Students won't take this Government's attempts to privatise their loans lying down

The resistance starts this week with a national day of action

The Government’s plan to privatize the student loan book is the latest in a series of onslaughts against education since the Coalition took power. But not since the trebling of tuition fees has the Government seemed set to face such a determined opposition from students.

A week of action is underway to oppose the sell-off involving students at more than 50 universities and colleges. Already students at Exeter have occupied their university, and are calling for a step up in campaigning against the loans sell off. It is a part of a wave of action being coordinated by the Student Assembly Against Austerity, set up last year to bring together student activists and groups campaigning against education cuts, fees and privatization.

As well as occupations; protests, rallies, creative stunts and mass petitioning is taking place this week at dozens of campuses across the country.
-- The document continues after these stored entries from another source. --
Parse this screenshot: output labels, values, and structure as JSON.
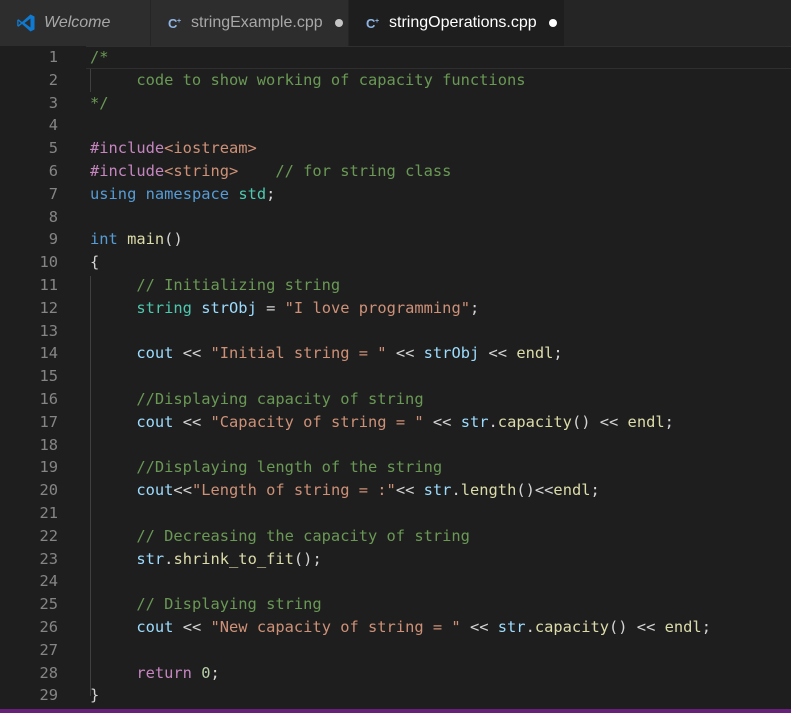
{
  "tabs": [
    {
      "label": "Welcome",
      "icon": "vscode-logo-icon",
      "dirty": false,
      "active": false
    },
    {
      "label": "stringExample.cpp",
      "icon": "cpp-file-icon",
      "dirty": true,
      "active": false
    },
    {
      "label": "stringOperations.cpp",
      "icon": "cpp-file-icon",
      "dirty": true,
      "active": true
    }
  ],
  "colors": {
    "comment": "#6a9955",
    "keyword": "#569cd6",
    "string": "#ce9178",
    "function": "#dcdcaa",
    "variable": "#9cdcfe",
    "preprocessor": "#c586c0",
    "number": "#b5cea8",
    "plain": "#d4d4d4",
    "line_number": "#858585"
  },
  "lines": [
    {
      "n": "1",
      "tokens": [
        {
          "t": "/*",
          "c": "cm"
        }
      ]
    },
    {
      "n": "2",
      "tokens": [
        {
          "t": "     code to show working of capacity functions",
          "c": "cm"
        }
      ]
    },
    {
      "n": "3",
      "tokens": [
        {
          "t": "*/",
          "c": "cm"
        }
      ]
    },
    {
      "n": "4",
      "tokens": []
    },
    {
      "n": "5",
      "tokens": [
        {
          "t": "#include",
          "c": "pp"
        },
        {
          "t": "<iostream>",
          "c": "inc"
        }
      ]
    },
    {
      "n": "6",
      "tokens": [
        {
          "t": "#include",
          "c": "pp"
        },
        {
          "t": "<string>",
          "c": "inc"
        },
        {
          "t": "    ",
          "c": "pn"
        },
        {
          "t": "// for string class",
          "c": "cm"
        }
      ]
    },
    {
      "n": "7",
      "tokens": [
        {
          "t": "using",
          "c": "kw"
        },
        {
          "t": " ",
          "c": "pn"
        },
        {
          "t": "namespace",
          "c": "kw"
        },
        {
          "t": " ",
          "c": "pn"
        },
        {
          "t": "std",
          "c": "ty"
        },
        {
          "t": ";",
          "c": "pn"
        }
      ]
    },
    {
      "n": "8",
      "tokens": []
    },
    {
      "n": "9",
      "tokens": [
        {
          "t": "int",
          "c": "kw"
        },
        {
          "t": " ",
          "c": "pn"
        },
        {
          "t": "main",
          "c": "fn"
        },
        {
          "t": "()",
          "c": "pn"
        }
      ]
    },
    {
      "n": "10",
      "tokens": [
        {
          "t": "{",
          "c": "pn"
        }
      ]
    },
    {
      "n": "11",
      "tokens": [
        {
          "t": "     ",
          "c": "pn"
        },
        {
          "t": "// Initializing string",
          "c": "cm"
        }
      ]
    },
    {
      "n": "12",
      "tokens": [
        {
          "t": "     ",
          "c": "pn"
        },
        {
          "t": "string",
          "c": "ty"
        },
        {
          "t": " ",
          "c": "pn"
        },
        {
          "t": "strObj",
          "c": "var"
        },
        {
          "t": " = ",
          "c": "pn"
        },
        {
          "t": "\"I love programming\"",
          "c": "str"
        },
        {
          "t": ";",
          "c": "pn"
        }
      ]
    },
    {
      "n": "13",
      "tokens": []
    },
    {
      "n": "14",
      "tokens": [
        {
          "t": "     ",
          "c": "pn"
        },
        {
          "t": "cout",
          "c": "var"
        },
        {
          "t": " << ",
          "c": "pn"
        },
        {
          "t": "\"Initial string = \"",
          "c": "str"
        },
        {
          "t": " << ",
          "c": "pn"
        },
        {
          "t": "strObj",
          "c": "var"
        },
        {
          "t": " << ",
          "c": "pn"
        },
        {
          "t": "endl",
          "c": "fn"
        },
        {
          "t": ";",
          "c": "pn"
        }
      ]
    },
    {
      "n": "15",
      "tokens": []
    },
    {
      "n": "16",
      "tokens": [
        {
          "t": "     ",
          "c": "pn"
        },
        {
          "t": "//Displaying capacity of string",
          "c": "cm"
        }
      ]
    },
    {
      "n": "17",
      "tokens": [
        {
          "t": "     ",
          "c": "pn"
        },
        {
          "t": "cout",
          "c": "var"
        },
        {
          "t": " << ",
          "c": "pn"
        },
        {
          "t": "\"Capacity of string = \"",
          "c": "str"
        },
        {
          "t": " << ",
          "c": "pn"
        },
        {
          "t": "str",
          "c": "var"
        },
        {
          "t": ".",
          "c": "pn"
        },
        {
          "t": "capacity",
          "c": "fn"
        },
        {
          "t": "() << ",
          "c": "pn"
        },
        {
          "t": "endl",
          "c": "fn"
        },
        {
          "t": ";",
          "c": "pn"
        }
      ]
    },
    {
      "n": "18",
      "tokens": []
    },
    {
      "n": "19",
      "tokens": [
        {
          "t": "     ",
          "c": "pn"
        },
        {
          "t": "//Displaying length of the string",
          "c": "cm"
        }
      ]
    },
    {
      "n": "20",
      "tokens": [
        {
          "t": "     ",
          "c": "pn"
        },
        {
          "t": "cout",
          "c": "var"
        },
        {
          "t": "<<",
          "c": "pn"
        },
        {
          "t": "\"Length of string = :\"",
          "c": "str"
        },
        {
          "t": "<< ",
          "c": "pn"
        },
        {
          "t": "str",
          "c": "var"
        },
        {
          "t": ".",
          "c": "pn"
        },
        {
          "t": "length",
          "c": "fn"
        },
        {
          "t": "()<<",
          "c": "pn"
        },
        {
          "t": "endl",
          "c": "fn"
        },
        {
          "t": ";",
          "c": "pn"
        }
      ]
    },
    {
      "n": "21",
      "tokens": []
    },
    {
      "n": "22",
      "tokens": [
        {
          "t": "     ",
          "c": "pn"
        },
        {
          "t": "// Decreasing the capacity of string",
          "c": "cm"
        }
      ]
    },
    {
      "n": "23",
      "tokens": [
        {
          "t": "     ",
          "c": "pn"
        },
        {
          "t": "str",
          "c": "var"
        },
        {
          "t": ".",
          "c": "pn"
        },
        {
          "t": "shrink_to_fit",
          "c": "fn"
        },
        {
          "t": "();",
          "c": "pn"
        }
      ]
    },
    {
      "n": "24",
      "tokens": []
    },
    {
      "n": "25",
      "tokens": [
        {
          "t": "     ",
          "c": "pn"
        },
        {
          "t": "// Displaying string",
          "c": "cm"
        }
      ]
    },
    {
      "n": "26",
      "tokens": [
        {
          "t": "     ",
          "c": "pn"
        },
        {
          "t": "cout",
          "c": "var"
        },
        {
          "t": " << ",
          "c": "pn"
        },
        {
          "t": "\"New capacity of string = \"",
          "c": "str"
        },
        {
          "t": " << ",
          "c": "pn"
        },
        {
          "t": "str",
          "c": "var"
        },
        {
          "t": ".",
          "c": "pn"
        },
        {
          "t": "capacity",
          "c": "fn"
        },
        {
          "t": "() << ",
          "c": "pn"
        },
        {
          "t": "endl",
          "c": "fn"
        },
        {
          "t": ";",
          "c": "pn"
        }
      ]
    },
    {
      "n": "27",
      "tokens": []
    },
    {
      "n": "28",
      "tokens": [
        {
          "t": "     ",
          "c": "pn"
        },
        {
          "t": "return",
          "c": "ret"
        },
        {
          "t": " ",
          "c": "pn"
        },
        {
          "t": "0",
          "c": "num"
        },
        {
          "t": ";",
          "c": "pn"
        }
      ]
    },
    {
      "n": "29",
      "tokens": [
        {
          "t": "}",
          "c": "pn"
        }
      ]
    }
  ]
}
But not just in the traditional hot beds of student radicalism– the campaign to stop the loan sell off is spurring into action a new generation of students leaders everywhere from Falmouth to Durham, from further education colleagues to redbricks. For many students taking part, this will be their first political action.

A statement from the Exeter occupation highlights why students believe this opposition is essential: “If implemented this would mean students and graduates paying extortionate amounts on their student loans. Privatization equates to profiteering.”  

Their fears are well founded – a secret Government report, leaked last year, revealed that in order to make sure the student loan book is profitable for private companies the cap on interest for repayments would need to be increased or removed all together.

For the millions of people who missed the small print when taking out their student loan that their low-interest terms can be changed at any time, this is a wake up call.

Upping interest rates would essentially cause a retrospective hike in the cost of tuition fees – including for the millions of graduates who would suddenly find themselves paying off loans much further into the future than they had planned. Meanwhile young people from poorer backgrounds are likely to be put off applying for University altogether by the potential for an exploding rate of debt, especially with a job now far from certain at the end of three years studying.

It is no wonder then, that in the few short months since the campaign against the sell-off was launched with a national day of action in November, it has more than doubled in size. Students are also targeting their MPs to oppose the sell off, and almost 60 have now signed a parliamentary petition calling on the Government to abandon its plans, including MPs from Plaid Cymru, the SNP, Labour, and the Green Party.

The week of action will culminate in a "debt-in" outside the department of Business Innovation and Skills on Friday at 2pm. Hundreds of students across London will be "crushed by debt" outside the department in charge of privatizing student loans. (Link: ) It’s just one example of the creative and determined protest against the ever-increasing debt burden being placed on students and graduates. If the Tories and Lib Dems refuse to drop their disastrous plans to sell our loans to private companies, this wave of action will be a sign of things to come.